The increase largely stems from cases in Gauteng Province, a densely populated economic hub that is home to Johannesburg, said Michelle Groome, head of public health surveillance and response at the institute. But based on the data, the number of new recorded cases is still lower in South Africa, relative to its population, than in many European countries.

The country’s administrative capital, Pretoria, where 219 people are hospitalized with Covid, is at the center of the new wave, according to data from the institute. But scientists do not yet know how many of these hospitalizations were a direct result of Omicron.

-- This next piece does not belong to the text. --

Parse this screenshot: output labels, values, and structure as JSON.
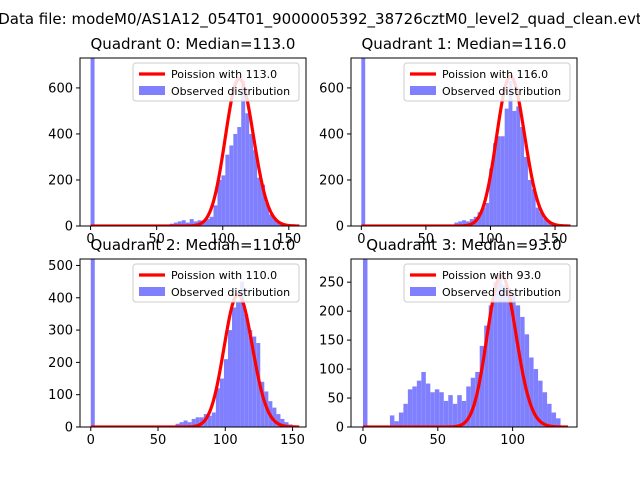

While new hospital admissions are still relatively low, there has been a “steep rise” over the past two weeks, said Waasila Jassat, a public health specialist at the National Institute for Communicable Diseases.

The rate of fatalities has not increased, Ms. Jassat said. While new cases were highest among people under 35, hospitalizations were more common among people over 65 and very young children.

Existing coronavirus treatments seemed to be effective against Omicron, Mr. Karim said, though there was not enough data yet on the efficacy of monoclonal antibodies, which are rarely used to treat Covid-19 in South Africa.

It is also still too early to know whether the potency of the variant warrants tightened precautions like travel bans, scientists said.

In a separate briefing on Sunday, Botswana’s health minister, Edwin Dikoloti, said that most of the 19 Omicron cases that have been detected in his country were “imported,” and that the first four were diplomats who had already left the country.

He criticized early references to Omicron as the “Botswana variant,” saying that “detection was treated as origination.”

Mr. Dikoloti said that new coronavirus cases had been declining in Botswana, and that “the emergence of this variant” threatened “to reverse all gains that we have made over the months.”